Job Searching – the how to, the where to, and the who to….
image credit: http://www.pce.uw.edu/career-insights/job-searching-simplified/
Job searching is one of those moments in life that is loaded with emotions. There is of course the fearful aspect – when you think that you are not capable enough compared to the guy next door who has a loaded resume, phenomenal network, and captivating charisma. There is the excitement – I mean this is a new step in life that’s full of opportunities and different possibilities. Then there’s anticipation – job searching is tedious and takes time. And finally there’s frustration – it’s not easy and usually you don’t get a job on the first try. But with all this said keep in mind that were 5.8 million job openings in July, 2015. So, be hopeful but rather than keeping it an emotion turn the hopefulness into action.

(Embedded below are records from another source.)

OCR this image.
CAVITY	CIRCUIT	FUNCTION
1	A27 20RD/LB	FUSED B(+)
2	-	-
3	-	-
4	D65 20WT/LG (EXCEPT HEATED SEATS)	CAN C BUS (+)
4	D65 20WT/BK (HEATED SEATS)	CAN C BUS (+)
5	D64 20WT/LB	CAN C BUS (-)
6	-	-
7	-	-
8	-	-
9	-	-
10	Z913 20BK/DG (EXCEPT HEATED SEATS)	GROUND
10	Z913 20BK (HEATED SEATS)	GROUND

image credit: phdcomics.com
[The SearchLite’s Note] To stay in academia or not is a common question to ponder for graduate students, especially for the Innovators-in-Residence at The SearchLite.
You are not alone. According to The 2015 Nature survey of graduate students, more than 60% of the above 3400 respondents claimed that they were “likely” or “very likely” to continue their work in industry because of the severe competition, heavy workload, and limited income of academia. However, some graduate students chose to return to academia after experiencing a career in industry because it “could satisfy her scientific curiosity”.
Finding a Career Path…In an infinite maze of thought, concern, and pressure
Image credit: Wikia
“If today were the last day of my life, would I want to do what I am about to do today?” And whenever the answer has been “No” for too many days in a row, I know I need to change something.” – Steve Jobs
When introduced to the concept of a career path, I had to first do a little research to make sure I understood what exactly that meant. According to the Cambridge Dictionary, career path means: “the way that you progress in your work, either in one job or in a series of jobs.” I had the definition, but rather than being satisfied, I wanted to know how to put the idea into application.